Kendati demikian lanjut Nidya, ada hal yang harus digarisbawahi dalam permasalahan ini. Yakni, perlunya pertimbangan yang matang dalam kebijakan penghapusan pelarangan domba di wilayah Kaltim.
"Tapi memang ada kajian-kajian, supaya misalnya ada virus-virus penyakit, potensi virus-virus penyakit yang kemudian jangan sampai mengganggu yang lain," jelasnya.

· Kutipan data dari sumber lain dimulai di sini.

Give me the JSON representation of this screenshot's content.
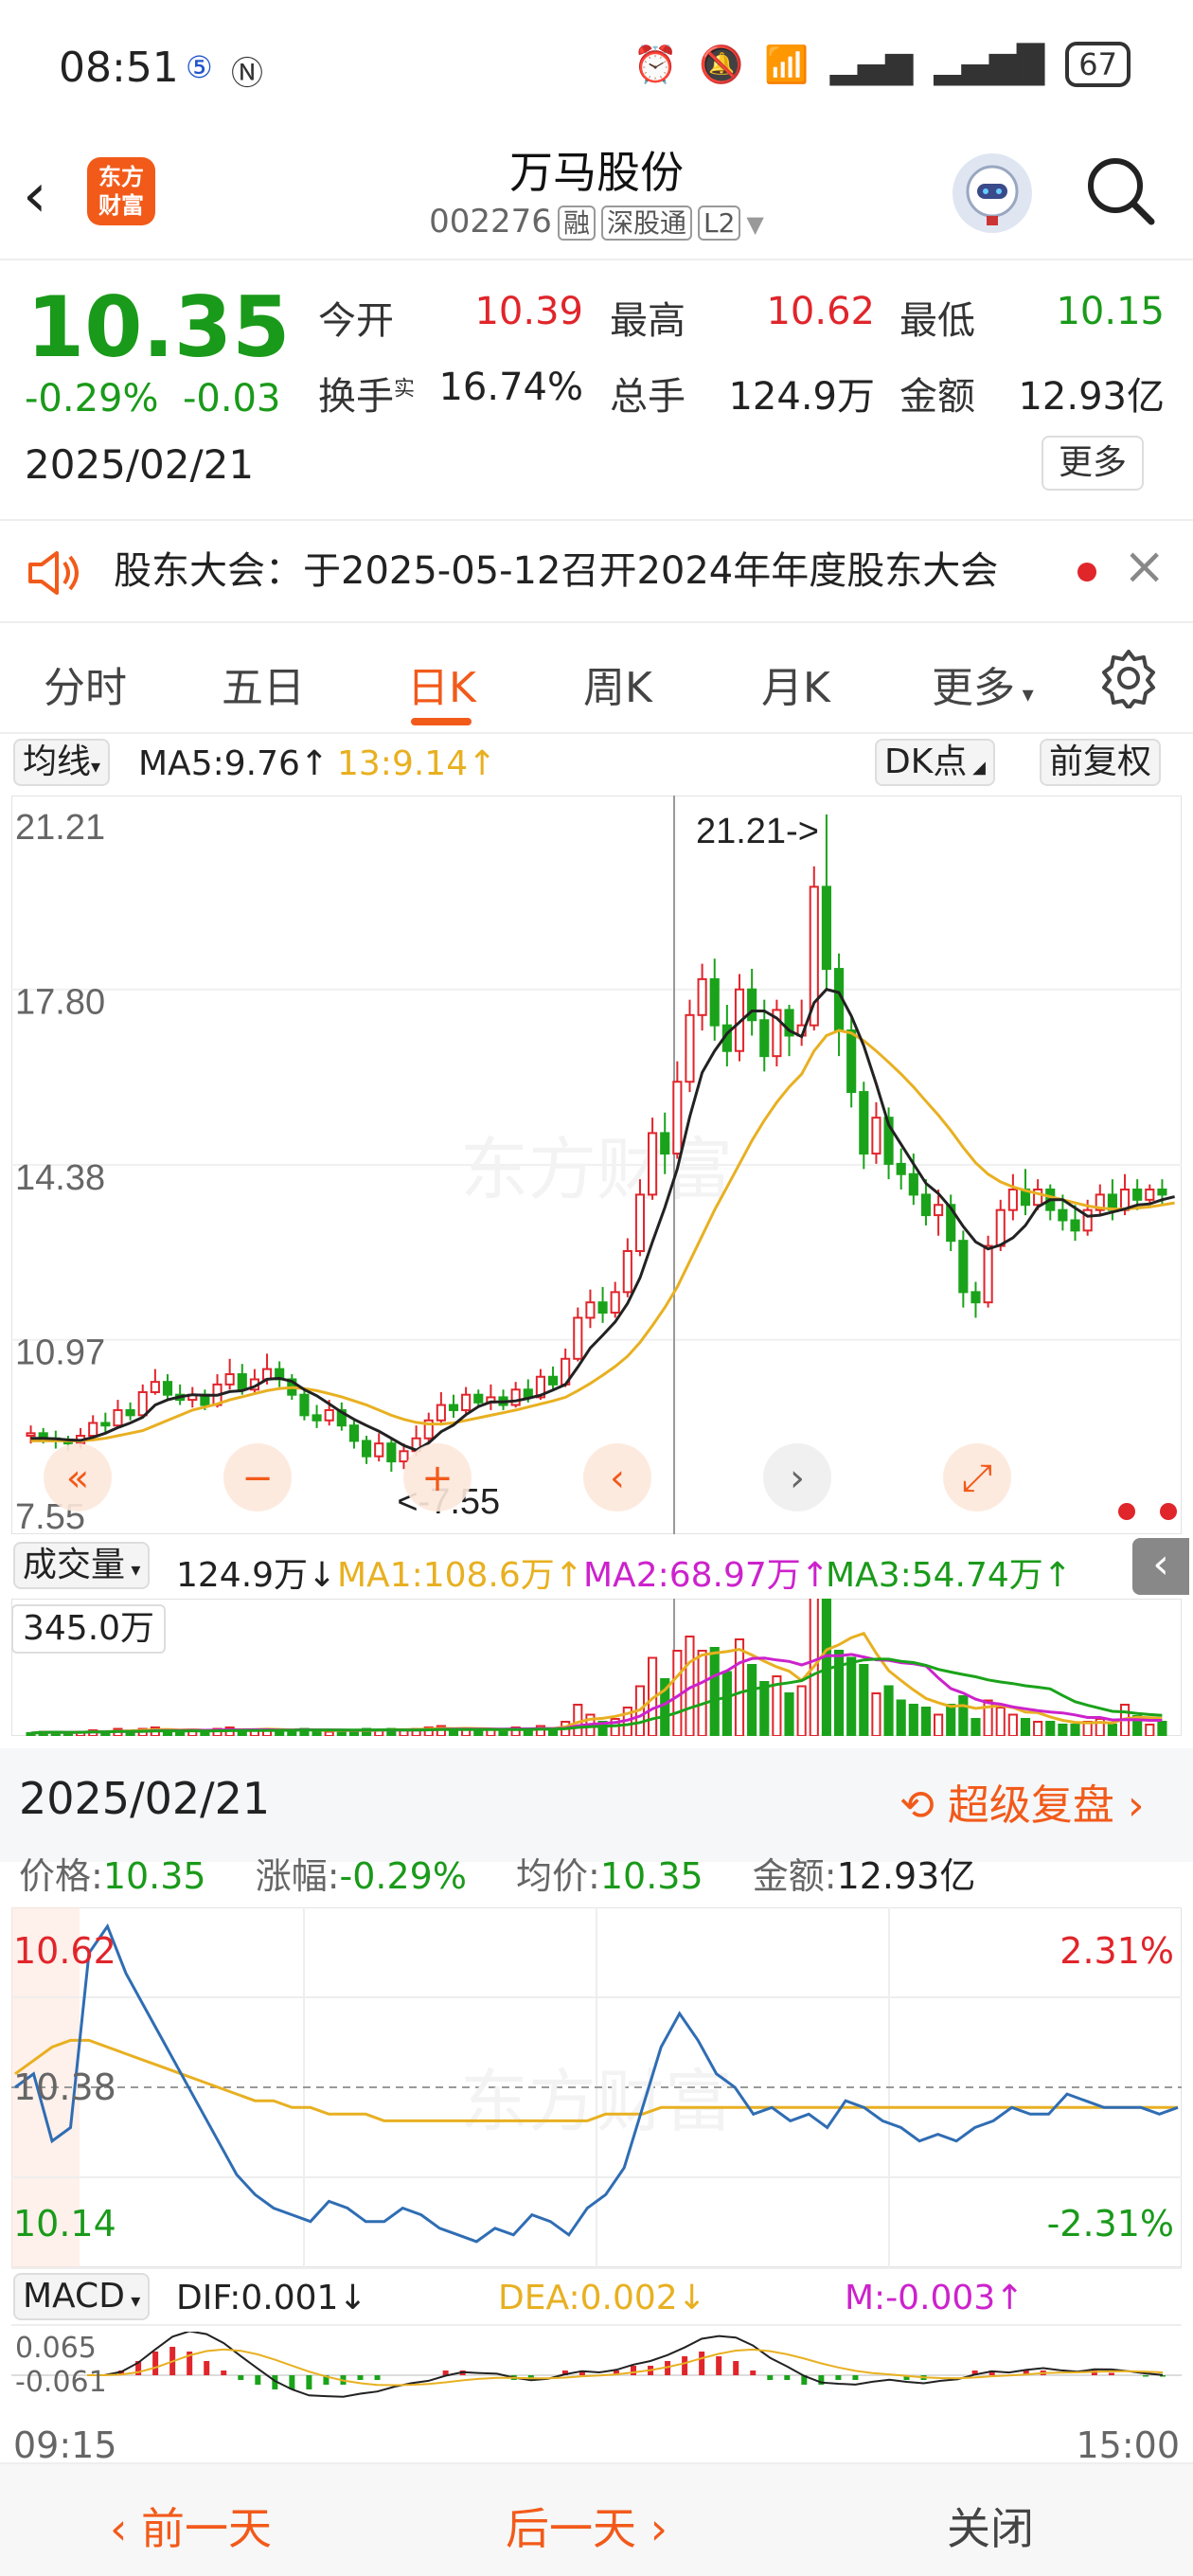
{
  "status": {
    "time": "08:51",
    "battery": "67"
  },
  "header": {
    "logo_line1": "东方",
    "logo_line2": "财富",
    "title": "万马股份",
    "code": "002276",
    "tags": [
      "融",
      "深股通",
      "L2"
    ]
  },
  "quote": {
    "price": "10.35",
    "change_pct": "-0.29%",
    "change_abs": "-0.03",
    "date": "2025/02/21",
    "open_label": "今开",
    "open": "10.39",
    "high_label": "最高",
    "high": "10.62",
    "low_label": "最低",
    "low": "10.15",
    "turnover_label": "换手",
    "turnover_sup": "实",
    "turnover": "16.74%",
    "volume_label": "总手",
    "volume": "124.9万",
    "amount_label": "金额",
    "amount": "12.93亿",
    "more": "更多"
  },
  "notice": {
    "text": "股东大会：于2025-05-12召开2024年年度股东大会"
  },
  "tabs": [
    "分时",
    "五日",
    "日K",
    "周K",
    "月K",
    "更多"
  ],
  "active_tab": "日K",
  "ma_bar": {
    "selector": "均线",
    "ma5": "MA5:9.76↑",
    "ma13": "13:9.14↑",
    "dk": "DK点",
    "fq": "前复权"
  },
  "kline": {
    "y_labels": [
      "21.21",
      "17.80",
      "14.38",
      "10.97",
      "7.55"
    ],
    "max_annot": "21.21->",
    "min_annot": "<-7.55",
    "watermark": "东方财富",
    "colors": {
      "up": "#e0252b",
      "down": "#1aa31a",
      "ma5": "#222222",
      "ma13": "#e8b021"
    },
    "candles": [
      [
        9.1,
        9.15,
        8.95,
        9.3
      ],
      [
        9.15,
        9.05,
        8.95,
        9.25
      ],
      [
        9.05,
        9.0,
        8.85,
        9.2
      ],
      [
        9.0,
        8.95,
        8.8,
        9.1
      ],
      [
        8.95,
        9.1,
        8.85,
        9.25
      ],
      [
        9.1,
        9.35,
        9.05,
        9.5
      ],
      [
        9.35,
        9.3,
        9.15,
        9.55
      ],
      [
        9.3,
        9.6,
        9.25,
        9.8
      ],
      [
        9.6,
        9.5,
        9.4,
        9.75
      ],
      [
        9.5,
        9.95,
        9.45,
        10.1
      ],
      [
        9.95,
        10.15,
        9.9,
        10.4
      ],
      [
        10.15,
        9.9,
        9.8,
        10.3
      ],
      [
        9.9,
        9.8,
        9.7,
        10.1
      ],
      [
        9.8,
        9.9,
        9.65,
        10.05
      ],
      [
        9.9,
        9.7,
        9.6,
        10.0
      ],
      [
        9.7,
        10.1,
        9.65,
        10.3
      ],
      [
        10.1,
        10.3,
        10.0,
        10.6
      ],
      [
        10.3,
        10.0,
        9.9,
        10.5
      ],
      [
        10.0,
        10.2,
        9.9,
        10.4
      ],
      [
        10.2,
        10.4,
        10.1,
        10.7
      ],
      [
        10.4,
        10.2,
        10.05,
        10.55
      ],
      [
        10.2,
        9.9,
        9.8,
        10.3
      ],
      [
        9.9,
        9.5,
        9.4,
        10.0
      ],
      [
        9.5,
        9.4,
        9.25,
        9.7
      ],
      [
        9.4,
        9.6,
        9.3,
        9.8
      ],
      [
        9.6,
        9.3,
        9.2,
        9.75
      ],
      [
        9.3,
        9.0,
        8.85,
        9.4
      ],
      [
        9.0,
        8.7,
        8.55,
        9.1
      ],
      [
        8.7,
        8.95,
        8.6,
        9.15
      ],
      [
        8.95,
        8.6,
        8.4,
        9.05
      ],
      [
        8.6,
        8.8,
        8.45,
        8.95
      ],
      [
        8.8,
        9.05,
        8.7,
        9.3
      ],
      [
        9.05,
        9.4,
        8.95,
        9.55
      ],
      [
        9.4,
        9.7,
        9.3,
        9.95
      ],
      [
        9.7,
        9.6,
        9.45,
        9.9
      ],
      [
        9.6,
        9.9,
        9.5,
        10.05
      ],
      [
        9.9,
        9.75,
        9.65,
        10.0
      ],
      [
        9.75,
        9.85,
        9.6,
        10.1
      ],
      [
        9.85,
        9.7,
        9.6,
        10.0
      ],
      [
        9.7,
        10.0,
        9.65,
        10.15
      ],
      [
        10.0,
        9.85,
        9.75,
        10.2
      ],
      [
        9.85,
        10.25,
        9.8,
        10.4
      ],
      [
        10.25,
        10.1,
        10.0,
        10.45
      ],
      [
        10.1,
        10.6,
        10.05,
        10.8
      ],
      [
        10.6,
        11.4,
        10.55,
        11.6
      ],
      [
        11.4,
        11.7,
        11.2,
        11.95
      ],
      [
        11.7,
        11.5,
        11.3,
        12.0
      ],
      [
        11.5,
        11.9,
        11.4,
        12.1
      ],
      [
        11.9,
        12.7,
        11.8,
        12.95
      ],
      [
        12.7,
        13.8,
        12.6,
        14.1
      ],
      [
        13.8,
        15.0,
        13.7,
        15.3
      ],
      [
        15.0,
        14.6,
        14.2,
        15.4
      ],
      [
        14.6,
        16.0,
        14.5,
        16.4
      ],
      [
        16.0,
        17.3,
        15.8,
        17.6
      ],
      [
        17.3,
        18.0,
        17.0,
        18.3
      ],
      [
        18.0,
        17.1,
        16.8,
        18.4
      ],
      [
        17.1,
        16.6,
        16.3,
        17.5
      ],
      [
        16.6,
        17.8,
        16.4,
        18.1
      ],
      [
        17.8,
        17.2,
        16.9,
        18.2
      ],
      [
        17.2,
        16.5,
        16.2,
        17.6
      ],
      [
        16.5,
        17.4,
        16.3,
        17.6
      ],
      [
        17.4,
        16.9,
        16.5,
        17.5
      ],
      [
        16.9,
        17.1,
        16.7,
        17.6
      ],
      [
        17.1,
        19.8,
        17.0,
        20.2
      ],
      [
        19.8,
        18.2,
        17.8,
        21.21
      ],
      [
        18.2,
        17.0,
        16.5,
        18.5
      ],
      [
        17.0,
        15.8,
        15.5,
        17.3
      ],
      [
        15.8,
        14.6,
        14.3,
        16.0
      ],
      [
        14.6,
        15.3,
        14.4,
        15.6
      ],
      [
        15.3,
        14.4,
        14.1,
        15.5
      ],
      [
        14.4,
        14.2,
        13.9,
        14.7
      ],
      [
        14.2,
        13.8,
        13.6,
        14.6
      ],
      [
        13.8,
        13.4,
        13.2,
        14.1
      ],
      [
        13.4,
        13.6,
        13.0,
        13.9
      ],
      [
        13.6,
        12.9,
        12.7,
        13.8
      ],
      [
        12.9,
        11.9,
        11.6,
        13.1
      ],
      [
        11.9,
        11.7,
        11.4,
        12.1
      ],
      [
        11.7,
        12.8,
        11.6,
        13.0
      ],
      [
        12.8,
        13.5,
        12.7,
        13.7
      ],
      [
        13.5,
        13.9,
        13.3,
        14.2
      ],
      [
        13.9,
        13.6,
        13.4,
        14.3
      ],
      [
        13.6,
        13.9,
        13.5,
        14.1
      ],
      [
        13.9,
        13.5,
        13.3,
        14.0
      ],
      [
        13.5,
        13.3,
        13.1,
        13.8
      ],
      [
        13.3,
        13.1,
        12.9,
        13.6
      ],
      [
        13.1,
        13.5,
        13.0,
        13.7
      ],
      [
        13.5,
        13.8,
        13.4,
        14.0
      ],
      [
        13.8,
        13.5,
        13.3,
        14.1
      ],
      [
        13.5,
        13.9,
        13.4,
        14.2
      ],
      [
        13.9,
        13.7,
        13.5,
        14.1
      ],
      [
        13.7,
        13.9,
        13.6,
        14.0
      ],
      [
        13.9,
        13.8,
        13.6,
        14.1
      ]
    ],
    "ma5_series": [
      9.05,
      9.05,
      9.04,
      9.02,
      9.01,
      9.07,
      9.15,
      9.26,
      9.35,
      9.46,
      9.7,
      9.8,
      9.86,
      9.9,
      9.89,
      9.89,
      9.96,
      9.98,
      10.06,
      10.2,
      10.22,
      10.16,
      10.0,
      9.88,
      9.72,
      9.56,
      9.42,
      9.3,
      9.19,
      9.05,
      8.91,
      8.82,
      8.96,
      9.18,
      9.31,
      9.51,
      9.67,
      9.76,
      9.76,
      9.78,
      9.83,
      9.89,
      9.99,
      10.1,
      10.44,
      10.81,
      11.06,
      11.32,
      11.68,
      12.18,
      12.88,
      13.55,
      14.3,
      15.32,
      16.18,
      16.6,
      16.94,
      17.16,
      17.38,
      17.38,
      17.24,
      17.0,
      16.88,
      17.54,
      17.8,
      17.74,
      17.28,
      16.7,
      15.96,
      15.16,
      14.78,
      14.4,
      14.02,
      13.82,
      13.54,
      13.18,
      12.88,
      12.74,
      12.82,
      12.96,
      13.2,
      13.56,
      13.7,
      13.7,
      13.54,
      13.38,
      13.4,
      13.46,
      13.52,
      13.6,
      13.62,
      13.7,
      13.76
    ],
    "ma13_series": [
      9.0,
      9.0,
      9.0,
      9.0,
      9.0,
      9.02,
      9.05,
      9.1,
      9.15,
      9.2,
      9.3,
      9.4,
      9.5,
      9.6,
      9.66,
      9.72,
      9.8,
      9.86,
      9.92,
      9.98,
      10.02,
      10.04,
      10.02,
      9.98,
      9.92,
      9.86,
      9.78,
      9.7,
      9.6,
      9.5,
      9.42,
      9.36,
      9.33,
      9.33,
      9.35,
      9.4,
      9.45,
      9.5,
      9.55,
      9.6,
      9.66,
      9.72,
      9.78,
      9.85,
      9.98,
      10.12,
      10.28,
      10.45,
      10.65,
      10.92,
      11.25,
      11.6,
      12.0,
      12.5,
      13.0,
      13.5,
      13.95,
      14.4,
      14.85,
      15.25,
      15.6,
      15.9,
      16.15,
      16.6,
      16.9,
      17.0,
      16.95,
      16.8,
      16.6,
      16.38,
      16.15,
      15.9,
      15.62,
      15.35,
      15.05,
      14.72,
      14.42,
      14.2,
      14.05,
      13.95,
      13.88,
      13.82,
      13.76,
      13.7,
      13.64,
      13.58,
      13.54,
      13.52,
      13.52,
      13.54,
      13.56,
      13.6,
      13.64
    ]
  },
  "vol_bar": {
    "selector": "成交量",
    "vol": "124.9万↓",
    "ma1": "MA1:108.6万↑",
    "ma2": "MA2:68.97万↑",
    "ma3": "MA3:54.74万↑",
    "max_label": "345.0万",
    "colors": {
      "ma1": "#e8b021",
      "ma2": "#cc22cc",
      "ma3": "#1aa31a"
    }
  },
  "volume_series": [
    [
      2,
      0
    ],
    [
      3,
      0
    ],
    [
      3,
      0
    ],
    [
      2,
      0
    ],
    [
      3,
      1
    ],
    [
      4,
      1
    ],
    [
      3,
      0
    ],
    [
      5,
      1
    ],
    [
      3,
      0
    ],
    [
      5,
      1
    ],
    [
      6,
      1
    ],
    [
      4,
      0
    ],
    [
      3,
      0
    ],
    [
      4,
      1
    ],
    [
      3,
      0
    ],
    [
      5,
      1
    ],
    [
      6,
      1
    ],
    [
      4,
      0
    ],
    [
      4,
      1
    ],
    [
      5,
      1
    ],
    [
      4,
      0
    ],
    [
      4,
      0
    ],
    [
      5,
      0
    ],
    [
      3,
      0
    ],
    [
      3,
      1
    ],
    [
      4,
      0
    ],
    [
      4,
      0
    ],
    [
      5,
      0
    ],
    [
      4,
      1
    ],
    [
      5,
      0
    ],
    [
      4,
      1
    ],
    [
      5,
      1
    ],
    [
      6,
      1
    ],
    [
      7,
      1
    ],
    [
      4,
      0
    ],
    [
      5,
      1
    ],
    [
      4,
      0
    ],
    [
      5,
      1
    ],
    [
      4,
      0
    ],
    [
      6,
      1
    ],
    [
      4,
      0
    ],
    [
      7,
      1
    ],
    [
      5,
      0
    ],
    [
      10,
      1
    ],
    [
      22,
      1
    ],
    [
      15,
      1
    ],
    [
      10,
      0
    ],
    [
      12,
      1
    ],
    [
      20,
      1
    ],
    [
      35,
      1
    ],
    [
      55,
      1
    ],
    [
      40,
      0
    ],
    [
      60,
      1
    ],
    [
      70,
      1
    ],
    [
      60,
      1
    ],
    [
      62,
      0
    ],
    [
      45,
      0
    ],
    [
      68,
      1
    ],
    [
      50,
      0
    ],
    [
      38,
      0
    ],
    [
      42,
      1
    ],
    [
      30,
      0
    ],
    [
      35,
      1
    ],
    [
      100,
      1
    ],
    [
      96,
      0
    ],
    [
      60,
      0
    ],
    [
      55,
      0
    ],
    [
      50,
      0
    ],
    [
      30,
      1
    ],
    [
      35,
      0
    ],
    [
      25,
      0
    ],
    [
      22,
      0
    ],
    [
      20,
      0
    ],
    [
      15,
      1
    ],
    [
      22,
      0
    ],
    [
      28,
      0
    ],
    [
      12,
      0
    ],
    [
      25,
      1
    ],
    [
      20,
      1
    ],
    [
      15,
      1
    ],
    [
      12,
      0
    ],
    [
      10,
      1
    ],
    [
      10,
      0
    ],
    [
      8,
      0
    ],
    [
      8,
      0
    ],
    [
      10,
      1
    ],
    [
      12,
      1
    ],
    [
      8,
      0
    ],
    [
      22,
      1
    ],
    [
      14,
      0
    ],
    [
      8,
      1
    ],
    [
      10,
      0
    ]
  ],
  "panel": {
    "date": "2025/02/21",
    "replay": "超级复盘",
    "price_label": "价格:",
    "price": "10.35",
    "chg_label": "涨幅:",
    "chg": "-0.29%",
    "avg_label": "均价:",
    "avg": "10.35",
    "amt_label": "金额:",
    "amt": "12.93亿",
    "y_high": "10.62",
    "y_mid": "10.38",
    "y_low": "10.14",
    "pct_high": "2.31%",
    "pct_low": "-2.31%",
    "macd_selector": "MACD",
    "dif": "DIF:0.001↓",
    "dea": "DEA:0.002↓",
    "m": "M:-0.003↑",
    "macd_top": "0.065",
    "macd_bottom": "-0.061",
    "t_start": "09:15",
    "t_end": "15:00",
    "intraday": [
      10.38,
      10.4,
      10.3,
      10.32,
      10.58,
      10.62,
      10.55,
      10.5,
      10.45,
      10.4,
      10.35,
      10.3,
      10.25,
      10.22,
      10.2,
      10.19,
      10.18,
      10.21,
      10.2,
      10.18,
      10.18,
      10.2,
      10.19,
      10.17,
      10.16,
      10.15,
      10.17,
      10.16,
      10.19,
      10.18,
      10.16,
      10.2,
      10.22,
      10.26,
      10.35,
      10.44,
      10.49,
      10.45,
      10.4,
      10.38,
      10.34,
      10.35,
      10.33,
      10.34,
      10.32,
      10.36,
      10.35,
      10.33,
      10.32,
      10.3,
      10.31,
      10.3,
      10.32,
      10.33,
      10.35,
      10.34,
      10.34,
      10.37,
      10.36,
      10.35,
      10.35,
      10.35,
      10.34,
      10.35
    ],
    "avg_line": [
      10.4,
      10.42,
      10.44,
      10.45,
      10.45,
      10.44,
      10.43,
      10.42,
      10.41,
      10.4,
      10.39,
      10.38,
      10.37,
      10.36,
      10.36,
      10.35,
      10.35,
      10.34,
      10.34,
      10.34,
      10.33,
      10.33,
      10.33,
      10.33,
      10.33,
      10.33,
      10.33,
      10.33,
      10.33,
      10.33,
      10.33,
      10.33,
      10.34,
      10.34,
      10.34,
      10.35,
      10.35,
      10.35,
      10.35,
      10.35,
      10.35,
      10.35,
      10.35,
      10.35,
      10.35,
      10.35,
      10.35,
      10.35,
      10.35,
      10.35,
      10.35,
      10.35,
      10.35,
      10.35,
      10.35,
      10.35,
      10.35,
      10.35,
      10.35,
      10.35,
      10.35,
      10.35,
      10.35,
      10.35
    ],
    "macd_hist": [
      0,
      0,
      0.01,
      0.03,
      0.05,
      0.06,
      0.05,
      0.03,
      0.01,
      -0.01,
      -0.02,
      -0.03,
      -0.03,
      -0.03,
      -0.02,
      -0.02,
      -0.01,
      -0.01,
      0,
      0,
      0,
      0.01,
      0.01,
      0,
      0,
      -0.01,
      -0.01,
      0,
      0.01,
      0.01,
      0,
      0.01,
      0.02,
      0.02,
      0.03,
      0.04,
      0.05,
      0.04,
      0.03,
      0.01,
      -0.01,
      -0.01,
      -0.02,
      -0.02,
      -0.01,
      -0.01,
      0,
      0,
      -0.01,
      -0.01,
      0,
      0,
      0.01,
      0.01,
      0,
      0.01,
      0.01,
      0,
      0,
      0.01,
      0.005,
      0,
      -0.003,
      -0.003
    ]
  },
  "bottom": {
    "prev": "前一天",
    "next": "后一天",
    "close": "关闭"
  }
}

Adanya kebijakan kewilayahan juga harus menjadi pertimbangan penting pemerintah. Pasalnya, hal yang harus dihindari adalah adanya potensi penyebaran penyakit antara ternak berbeda jenis.
"Misalnya, takutnya kan ada virus-virus yang kemudian kalau terkoneksi ke sapi jadi bahaya, atau justru sapinya terkoneksi ke domba, dombanya yang jadi bahaya, tentu ada strategi kebijakan kewilayahan supaya tidak bersentuhan, dan tidak menggangu ternak lain," tuturnya.

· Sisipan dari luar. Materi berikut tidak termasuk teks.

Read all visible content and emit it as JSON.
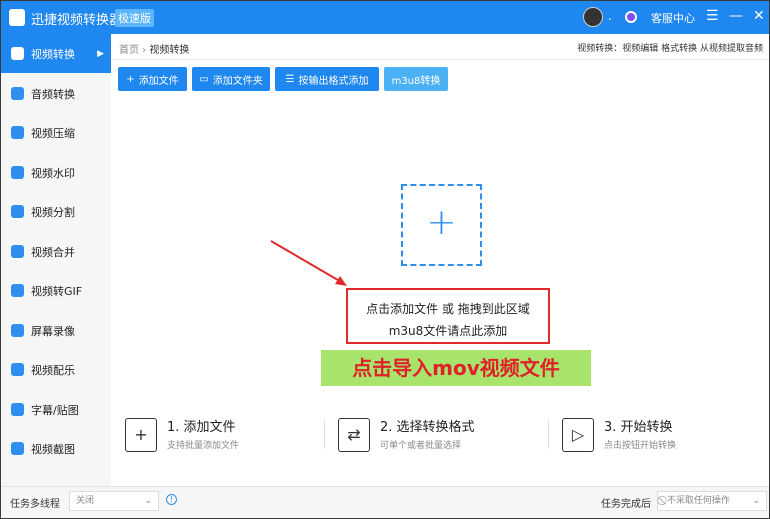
{
  "title": {
    "app_name": "迅捷视频转换器",
    "edition": "极速版",
    "service": "客服中心",
    "menu": "☰",
    "minimize": "—",
    "close": "✕",
    "dot": "."
  },
  "sidebar": {
    "items": [
      {
        "label": "视频转换"
      },
      {
        "label": "音频转换"
      },
      {
        "label": "视频压缩"
      },
      {
        "label": "视频水印"
      },
      {
        "label": "视频分割"
      },
      {
        "label": "视频合并"
      },
      {
        "label": "视频转GIF"
      },
      {
        "label": "屏幕录像"
      },
      {
        "label": "视频配乐"
      },
      {
        "label": "字幕/贴图"
      },
      {
        "label": "视频截图"
      }
    ]
  },
  "breadcrumb": {
    "home": "首页",
    "sep": " › ",
    "current": "视频转换"
  },
  "right_links": "视频转换：视频编辑 格式转换 从视频提取音频",
  "toolbar": {
    "add_file": "添加文件",
    "add_folder": "添加文件夹",
    "add_by_format": "按输出格式添加",
    "m3u8": "m3u8转换"
  },
  "drop": {
    "plus": "+",
    "line1": "点击添加文件 或 拖拽到此区域",
    "line2": "m3u8文件请点此添加"
  },
  "annotation": "点击导入mov视频文件",
  "steps": [
    {
      "title": "1. 添加文件",
      "sub": "支持批量添加文件",
      "icon": "+"
    },
    {
      "title": "2. 选择转换格式",
      "sub": "可单个或者批量选择",
      "icon": "⇄"
    },
    {
      "title": "3. 开始转换",
      "sub": "点击按钮开始转换",
      "icon": "▷"
    }
  ],
  "bottom": {
    "multithread_label": "任务多线程",
    "multithread_value": "关闭",
    "after_label": "任务完成后",
    "after_value": "⃠ 不采取任何操作",
    "info": "!"
  }
}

Namun pada intinya, pria kelahiran Madiun itu sangat mendukung keputusan apabila domba-domba itu bisa masuk ke Bumi Mulawarman. Pertimbangannya, karena Ibu Kota Negara (IKN) Nusantara sedang dibangun di Provinsi Kaltim.
"IKN hari ini terus berprogres ya, maka
itu kita dukung dan support supaya pemerintah juga membuka ruang kepada para
peternak agar bisa berternak domba di Kaltim," tegasnya.(ADV)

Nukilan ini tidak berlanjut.